My scholarship critically examines the intersections of empire, racial capitalism, and subjectivity, with a focus on how imperial formations shape identity, belonging, and resistance within Muslim-majority societies. Drawing on ethnographic and qualitative methodologies, I investigate how racialization operates not merely through religious markers but is deeply entangled with national, territorial, and imperial frameworks of power. By centering the lived experiences and embodied subjectivities of subaltern and occupied populations, my research reveals the everyday practices through which imperial power is both reproduced and contested.

Focus Areas

modern art colorful bicycles in Afghanistan outside

A central focus of my work is the lived effects of U.S. empire, particularly in Afghanistan during the 2001–2021 occupation.

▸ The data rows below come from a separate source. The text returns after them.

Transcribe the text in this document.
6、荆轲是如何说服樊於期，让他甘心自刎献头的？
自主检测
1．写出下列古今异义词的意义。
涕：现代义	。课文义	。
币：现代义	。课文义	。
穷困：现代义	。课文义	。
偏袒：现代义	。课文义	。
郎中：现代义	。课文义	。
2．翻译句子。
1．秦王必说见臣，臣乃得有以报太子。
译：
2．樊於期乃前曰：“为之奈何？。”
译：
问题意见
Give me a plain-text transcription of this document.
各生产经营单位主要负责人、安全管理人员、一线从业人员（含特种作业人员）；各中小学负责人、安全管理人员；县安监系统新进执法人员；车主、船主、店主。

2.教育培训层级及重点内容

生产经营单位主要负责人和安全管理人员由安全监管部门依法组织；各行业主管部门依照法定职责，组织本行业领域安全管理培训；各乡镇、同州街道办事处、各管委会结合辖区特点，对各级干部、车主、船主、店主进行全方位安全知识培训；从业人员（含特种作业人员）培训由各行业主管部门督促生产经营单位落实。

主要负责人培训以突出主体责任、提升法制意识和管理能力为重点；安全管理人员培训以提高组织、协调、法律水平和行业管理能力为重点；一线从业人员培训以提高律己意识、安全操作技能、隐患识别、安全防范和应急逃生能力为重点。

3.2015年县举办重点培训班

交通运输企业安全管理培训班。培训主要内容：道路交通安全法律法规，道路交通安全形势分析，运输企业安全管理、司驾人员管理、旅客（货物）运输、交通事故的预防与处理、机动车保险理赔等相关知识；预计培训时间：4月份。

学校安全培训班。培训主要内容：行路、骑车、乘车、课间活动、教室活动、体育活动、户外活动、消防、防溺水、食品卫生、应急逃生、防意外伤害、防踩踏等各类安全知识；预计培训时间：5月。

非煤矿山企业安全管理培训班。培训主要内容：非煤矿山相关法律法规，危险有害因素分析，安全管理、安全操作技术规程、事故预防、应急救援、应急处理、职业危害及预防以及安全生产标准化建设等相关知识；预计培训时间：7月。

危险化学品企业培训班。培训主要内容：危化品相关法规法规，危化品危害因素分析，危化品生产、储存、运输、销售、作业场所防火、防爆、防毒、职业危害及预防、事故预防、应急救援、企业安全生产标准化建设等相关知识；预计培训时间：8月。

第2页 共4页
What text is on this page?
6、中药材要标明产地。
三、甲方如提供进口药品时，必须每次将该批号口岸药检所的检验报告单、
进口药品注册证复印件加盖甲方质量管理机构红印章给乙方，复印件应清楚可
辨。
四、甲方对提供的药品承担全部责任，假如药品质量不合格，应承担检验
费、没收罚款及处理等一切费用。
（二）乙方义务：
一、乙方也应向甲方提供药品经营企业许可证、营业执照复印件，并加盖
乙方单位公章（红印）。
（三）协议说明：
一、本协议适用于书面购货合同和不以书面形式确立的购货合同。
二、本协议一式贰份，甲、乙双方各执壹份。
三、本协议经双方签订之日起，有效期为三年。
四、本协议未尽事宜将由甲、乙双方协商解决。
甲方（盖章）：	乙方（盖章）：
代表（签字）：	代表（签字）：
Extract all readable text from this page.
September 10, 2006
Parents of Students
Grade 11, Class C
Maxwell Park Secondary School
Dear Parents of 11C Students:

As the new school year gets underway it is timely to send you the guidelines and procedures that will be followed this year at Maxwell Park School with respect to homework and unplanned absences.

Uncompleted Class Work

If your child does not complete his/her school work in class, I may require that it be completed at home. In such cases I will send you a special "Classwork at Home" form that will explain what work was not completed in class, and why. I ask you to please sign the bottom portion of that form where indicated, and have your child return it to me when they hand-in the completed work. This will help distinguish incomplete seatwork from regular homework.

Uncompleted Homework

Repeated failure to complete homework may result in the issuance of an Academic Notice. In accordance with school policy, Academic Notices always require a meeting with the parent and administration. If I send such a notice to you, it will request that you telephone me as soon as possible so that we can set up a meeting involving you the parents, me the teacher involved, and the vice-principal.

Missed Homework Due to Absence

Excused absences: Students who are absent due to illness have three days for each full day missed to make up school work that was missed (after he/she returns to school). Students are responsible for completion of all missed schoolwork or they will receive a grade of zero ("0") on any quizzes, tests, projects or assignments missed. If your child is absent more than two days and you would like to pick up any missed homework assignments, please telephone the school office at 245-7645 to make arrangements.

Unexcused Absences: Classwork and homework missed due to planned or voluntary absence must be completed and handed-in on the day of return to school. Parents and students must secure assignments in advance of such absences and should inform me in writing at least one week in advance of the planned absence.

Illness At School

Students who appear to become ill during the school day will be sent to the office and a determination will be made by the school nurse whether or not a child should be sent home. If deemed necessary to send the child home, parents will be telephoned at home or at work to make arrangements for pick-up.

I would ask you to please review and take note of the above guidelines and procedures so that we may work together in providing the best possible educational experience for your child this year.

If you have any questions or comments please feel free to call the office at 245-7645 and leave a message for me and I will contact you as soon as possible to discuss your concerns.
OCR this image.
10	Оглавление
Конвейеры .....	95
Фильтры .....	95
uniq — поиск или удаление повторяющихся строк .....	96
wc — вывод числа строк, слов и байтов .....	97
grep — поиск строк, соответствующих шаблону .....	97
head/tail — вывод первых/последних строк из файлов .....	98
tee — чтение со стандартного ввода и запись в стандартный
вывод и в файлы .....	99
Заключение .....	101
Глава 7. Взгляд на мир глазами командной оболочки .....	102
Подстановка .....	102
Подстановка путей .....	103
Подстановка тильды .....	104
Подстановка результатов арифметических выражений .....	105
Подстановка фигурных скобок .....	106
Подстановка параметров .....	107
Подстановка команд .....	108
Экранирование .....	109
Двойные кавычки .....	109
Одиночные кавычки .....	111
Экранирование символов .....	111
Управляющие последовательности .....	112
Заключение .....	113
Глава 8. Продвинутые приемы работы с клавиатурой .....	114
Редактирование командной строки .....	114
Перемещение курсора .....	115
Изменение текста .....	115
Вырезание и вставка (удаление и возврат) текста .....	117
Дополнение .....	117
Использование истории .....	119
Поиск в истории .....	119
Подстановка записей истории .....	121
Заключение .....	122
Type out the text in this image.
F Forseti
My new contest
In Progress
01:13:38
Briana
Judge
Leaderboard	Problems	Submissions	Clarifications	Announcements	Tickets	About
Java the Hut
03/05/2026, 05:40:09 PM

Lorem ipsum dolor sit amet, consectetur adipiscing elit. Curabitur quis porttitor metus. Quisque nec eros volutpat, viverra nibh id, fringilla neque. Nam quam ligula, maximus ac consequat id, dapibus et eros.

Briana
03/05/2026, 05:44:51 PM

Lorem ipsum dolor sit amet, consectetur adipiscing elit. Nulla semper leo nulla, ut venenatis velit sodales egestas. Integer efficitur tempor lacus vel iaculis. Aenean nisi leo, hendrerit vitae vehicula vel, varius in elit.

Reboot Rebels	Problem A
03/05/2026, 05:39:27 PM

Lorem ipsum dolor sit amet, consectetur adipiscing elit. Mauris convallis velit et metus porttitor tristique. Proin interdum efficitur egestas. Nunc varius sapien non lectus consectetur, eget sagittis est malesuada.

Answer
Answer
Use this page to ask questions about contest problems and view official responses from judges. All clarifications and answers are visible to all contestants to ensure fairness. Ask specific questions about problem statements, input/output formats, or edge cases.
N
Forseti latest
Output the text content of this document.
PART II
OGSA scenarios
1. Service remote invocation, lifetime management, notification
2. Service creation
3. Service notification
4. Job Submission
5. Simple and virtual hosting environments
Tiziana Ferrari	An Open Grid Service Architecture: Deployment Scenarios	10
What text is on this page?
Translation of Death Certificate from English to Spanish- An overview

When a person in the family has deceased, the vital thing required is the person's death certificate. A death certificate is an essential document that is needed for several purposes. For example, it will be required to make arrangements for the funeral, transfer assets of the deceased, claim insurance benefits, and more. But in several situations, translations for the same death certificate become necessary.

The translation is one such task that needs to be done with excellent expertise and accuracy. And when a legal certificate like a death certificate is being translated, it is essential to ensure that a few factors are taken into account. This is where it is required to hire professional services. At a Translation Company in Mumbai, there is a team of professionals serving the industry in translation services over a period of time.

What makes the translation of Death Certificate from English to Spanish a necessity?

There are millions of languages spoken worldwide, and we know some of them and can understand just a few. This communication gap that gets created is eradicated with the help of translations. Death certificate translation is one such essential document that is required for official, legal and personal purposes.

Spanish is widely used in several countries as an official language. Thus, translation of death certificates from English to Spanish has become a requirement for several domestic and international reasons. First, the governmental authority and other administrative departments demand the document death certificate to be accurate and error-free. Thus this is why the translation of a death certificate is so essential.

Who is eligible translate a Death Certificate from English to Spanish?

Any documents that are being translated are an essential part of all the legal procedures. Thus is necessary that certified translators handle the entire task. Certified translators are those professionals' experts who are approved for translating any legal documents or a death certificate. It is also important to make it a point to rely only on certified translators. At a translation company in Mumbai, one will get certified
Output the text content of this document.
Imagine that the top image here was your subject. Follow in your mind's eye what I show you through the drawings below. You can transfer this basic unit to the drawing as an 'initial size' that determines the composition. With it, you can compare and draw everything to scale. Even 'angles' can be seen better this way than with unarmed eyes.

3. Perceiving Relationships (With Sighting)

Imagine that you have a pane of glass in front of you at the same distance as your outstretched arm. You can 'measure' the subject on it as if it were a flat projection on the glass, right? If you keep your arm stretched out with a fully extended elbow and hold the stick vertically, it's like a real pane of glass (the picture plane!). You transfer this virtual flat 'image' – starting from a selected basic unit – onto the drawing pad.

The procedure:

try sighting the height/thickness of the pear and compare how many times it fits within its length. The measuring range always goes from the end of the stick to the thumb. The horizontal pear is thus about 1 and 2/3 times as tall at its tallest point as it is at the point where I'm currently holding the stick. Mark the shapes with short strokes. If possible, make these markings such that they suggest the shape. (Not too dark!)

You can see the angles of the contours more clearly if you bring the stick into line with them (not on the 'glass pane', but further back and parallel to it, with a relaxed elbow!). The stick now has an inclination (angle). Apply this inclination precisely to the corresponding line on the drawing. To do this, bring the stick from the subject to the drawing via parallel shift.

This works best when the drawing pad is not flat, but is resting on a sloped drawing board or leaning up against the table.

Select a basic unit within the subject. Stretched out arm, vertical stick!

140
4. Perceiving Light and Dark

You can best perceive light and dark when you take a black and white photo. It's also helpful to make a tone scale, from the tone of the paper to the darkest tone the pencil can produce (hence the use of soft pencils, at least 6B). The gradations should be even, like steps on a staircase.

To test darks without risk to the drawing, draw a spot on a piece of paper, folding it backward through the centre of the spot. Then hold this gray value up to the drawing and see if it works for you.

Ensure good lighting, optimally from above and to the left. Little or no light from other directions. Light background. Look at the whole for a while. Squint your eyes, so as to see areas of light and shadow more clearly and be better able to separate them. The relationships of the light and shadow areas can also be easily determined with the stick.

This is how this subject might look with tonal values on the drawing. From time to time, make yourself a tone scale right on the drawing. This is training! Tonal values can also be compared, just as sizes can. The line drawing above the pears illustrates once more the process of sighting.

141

My dissertation exposes how imperial technologies—ranging from sophisticated surveillance infrastructures to spatial practices of urban segregation—reshape subjectivities, self-perceptions, and social hierarchies. I demonstrate that racialization in this context unfolds through national identity narratives that cast Afghans as inherently militarized, dangerous, and backward, juxtaposed against idealized whiteness and global imperial imaginaries. This challenges prevailing post-9/11 racialization frameworks that primarily emphasize religious identity, advancing a more nuanced understanding of imperial racial logics.

Beyond Afghanistan, my research on Pakistan highlights the complex processes through which religious minorities navigate exclusionary state apparatuses to forge multifaceted forms of national belonging. This work destabilizes ethnic-civic nationalism binaries by emphasizing embodied attachments to land, territory, and political imagination.

Theoretical work

Theoretically, my work contributes to sociologies of empire, racialization, and war by bringing to bear anticolonial and postcolonial perspectives. Methodologically, I advance qualitative approaches that prioritize subaltern voices and situated knowledge to deepen insights into imperial governance, racialized violence, and modes of resistance. Through this integrated lens, my research illuminates how empire operates not only as a global system but as a deeply localized and embodied reality.